/ 14 May 2004

Inglorious chapter

African National Congress MP Vincent Smith’s coronation as leader of Parliament’s public accounts committee, Scopa, brings to a sad end one the most inglorious chapters in South Africa’s new democracy. Smith has been rewarded for shielding the executive during Parliament’s ill-starred efforts to hold it to account over the multibillion-rand arms deal.

Smith spearheaded the emasculation of Scopa, which included the sidelining of one of the ANC’s own independently minded MPs. He frankly admits to serving as a party instrument in the committee — despite the fact that Scopa has no policy brief and exists solely to ensure that the government spends public money in the public interest. The fear must be that while he remains chairperson Scopa’s role will not extend to oversight that might hurt the ANC or its leaders.

Scopa has traditionally been headed by an opposition MP — a custom observed in other African democracies like Kenya and Ghana. Maintaining this tradition would have sent out the important message that the ruling party does not consider itself above external scrutiny, and that it acknowledges the constitutional separation of powers between legislature and executive.

In politics, as in life, less is often more. And with a bigger majority, the ANC needs not be greedy or defensive in power. It has also secured power in all nine provinces; it does not now need to overreach by acquiring the chair of Scopa or by packing the public broadcaster’s board.

In previous terms, the ANC has shown greater democratic maturity: Ken Andrew, a Democratic Alliance veteran and inaugural Scopa chairperson, was widely admired across parties for his professionalism. Oversight and regulatory bodies exist to serve the public, not a political party.  

This also raises the question of whether it is now time for the ANC to phase out its policy of “deployment”, a policy measure it adopted after 1994 when it became clear that authority needed to be transferred and policies transformed at key parastatals and state agencies.

After 10 years, it is time, as we have argued several times, to end the transition. Ten years after the 1994 election it should have been possible to find a free-spirited expert in the broadcasting field to chair the SABC, rather than Eddie Funde, who sat on the ANC’s elections list committee.

And although Lawrence Mushwana has resigned from the ANC, it was hardly ideal that he should move directly from the National Council of Provinces to the sensitive watchdog post of public protector.

One of President Thabo Mbeki’s unfulfilled promises is that of an end to the revolving door between senior government posts and related jobs in the private sector.

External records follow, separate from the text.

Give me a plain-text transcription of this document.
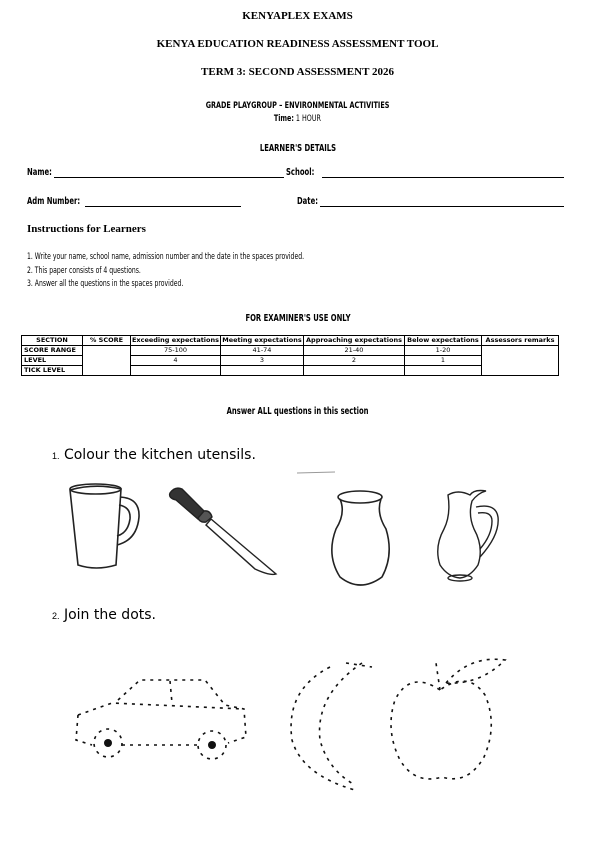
KENYAPLEX EXAMS
KENYA EDUCATION READINESS ASSESSMENT TOOL
TERM 3: SECOND ASSESSMENT 2026
GRADE PLAYGROUP – ENVIRONMENTAL ACTIVITIES
Time: 1 HOUR
LEARNER'S DETAILS
Name:	School:
Adm Number:	Date:
Instructions for Learners
1. Write your name, school name, admission number and the date in the spaces provided.
2. This paper consists of 4 questions.
3. Answer all the questions in the spaces provided.
FOR EXAMINER'S USE ONLY
SECTION	% SCORE	Exceeding expectations	Meeting expectations	Approaching expectations	Below expectations	Assessors remarks
SCORE RANGE		75-100	41-74	21-40	1-20	
LEVEL		4	3	2	1	
TICK LEVEL						
Answer ALL questions in this section
1. Colour the kitchen utensils.
2. Join the dots.
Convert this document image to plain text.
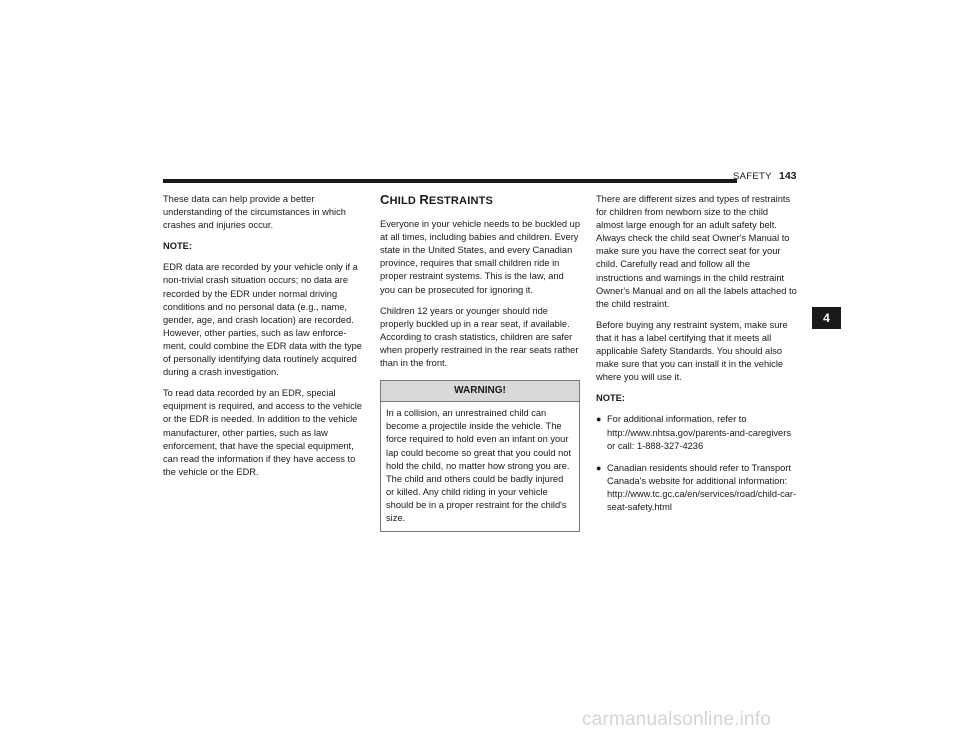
SAFETY 143

These data can help provide a better understanding of the circumstances in which crashes and injuries occur.

NOTE:

EDR data are recorded by your vehicle only if a non-trivial crash situation occurs; no data are recorded by the EDR under normal driving conditions and no personal data (e.g., name, gender, age, and crash location) are recorded. However, other parties, such as law enforce-ment, could combine the EDR data with the type of personally identifying data routinely acquired during a crash investigation.

To read data recorded by an EDR, special equipment is required, and access to the vehicle or the EDR is needed. In addition to the vehicle manufacturer, other parties, such as law enforcement, that have the special equipment, can read the information if they have access to the vehicle or the EDR.

CHILD RESTRAINTS

Everyone in your vehicle needs to be buckled up at all times, including babies and children. Every state in the United States, and every Canadian province, requires that small children ride in proper restraint systems. This is the law, and you can be prosecuted for ignoring it.

Children 12 years or younger should ride properly buckled up in a rear seat, if available. According to crash statistics, children are safer when properly restrained in the rear seats rather than in the front.

WARNING!
In a collision, an unrestrained child can become a projectile inside the vehicle. The force required to hold even an infant on your lap could become so great that you could not hold the child, no matter how strong you are. The child and others could be badly injured or killed. Any child riding in your vehicle should be in a proper restraint for the child's size.

There are different sizes and types of restraints for children from newborn size to the child almost large enough for an adult safety belt. Always check the child seat Owner's Manual to make sure you have the correct seat for your child. Carefully read and follow all the instructions and warnings in the child restraint Owner's Manual and on all the labels attached to the child restraint.

Before buying any restraint system, make sure that it has a label certifying that it meets all applicable Safety Standards. You should also make sure that you can install it in the vehicle where you will use it.

NOTE:

● For additional information, refer to http://www.nhtsa.gov/parents-and-caregivers or call: 1-888-327-4236
● Canadian residents should refer to Transport Canada's website for additional information: http://www.tc.gc.ca/en/services/road/child-car-seat-safety.html
4
carmanualsonline.info
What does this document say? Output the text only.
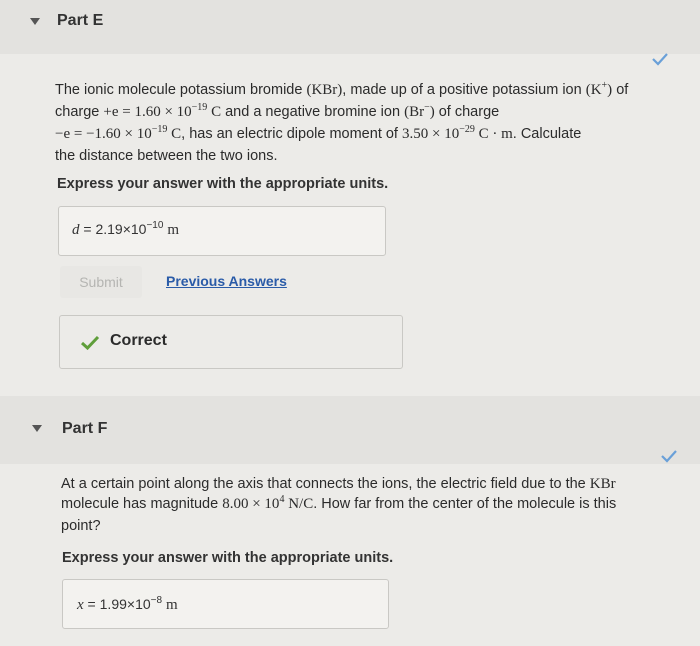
Part E
The ionic molecule potassium bromide (KBr), made up of a positive potassium ion (K+) of
charge $+e = 1.60 \times 10^{-19}$ C and a negative bromine ion (Br−) of charge
$-e = -1.60 \times 10^{-19}$ C, has an electric dipole moment of $3.50 \times 10^{-29}$ C · m. Calculate
the distance between the two ions.
Express your answer with the appropriate units.
$d = 2.19\times 10^{-10}$ m
Submit	Previous Answers
Correct
Part F
At a certain point along the axis that connects the ions, the electric field due to the KBr
molecule has magnitude $8.00 \times 10^4$ N/C. How far from the center of the molecule is this
point?
Express your answer with the appropriate units.
$x = 1.99\times 10^{-8}$ m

By the same token, there should be no immediate transition between political party service and leadership of key oversight bodies.

So who is the trailer trash?

United States soldier Lynndie England has become the face of the latest tragedy of errors in the occupation of Iraq. 

Most of the images of torture and abuse, of the deliberate stripping of dignity, of the realities of occupation laid bare, have carried her face. The subtext, indeed the text, has been: she and the six soldiers charged with dereliction of duty were trailer trash; their misconduct was an aberration. The mission of the occupiers is still benign: to make the world a safer place; to usher in democracy in Iraq; to light the beacon of freedom and of dignity in the Middle East. To use a phrase much loved by Mangosuthu Buthelezi, this is balderdash.

The world does not feel a safer place — indeed, it feels as if we are on the edge of Armageddon. To see American businessman Nicholas Berg manacled and decapitated by hooded hoodlums on the Internet, in revenge for the torture of the prisoners of Abu Ghraib, takes the spiral of violence to dark new heights.

And what of dignity? In his testimony, Saddam Salah al-Rawi, the brave 29-year-old former inmate of Abu Ghraib, this week described his torture in detail that must sicken even the strong-stomached. Despite grave physical injury, he ascribed his loss of dignity as the greatest casualty.

England and her ilk made of Abu Ghraib another of the many US zones in the world where the law of the jungle has come to apply, and where international civilising conventions evolved over decades have been tossed aside.

One is bound to ask: Who exactly is the trailer trash? Is it England or the president and his hard-line inner circle, who created a context for her actions and provided ideological fuel for the torturer’s mind-set?

There is no easy path back for Iraq’s deepening calamity, but one possible beginning may be to give the United Nations real power to keep the peace once executive authority is returned in June, paving the way for national assembly elections in January and the writing of a final Constitution by October next year.

It is also time for the countries of the South — such as India, Brazil, South Africa — to take a more activist role in pushing for an end to the occupation and a passing of the baton to the UN.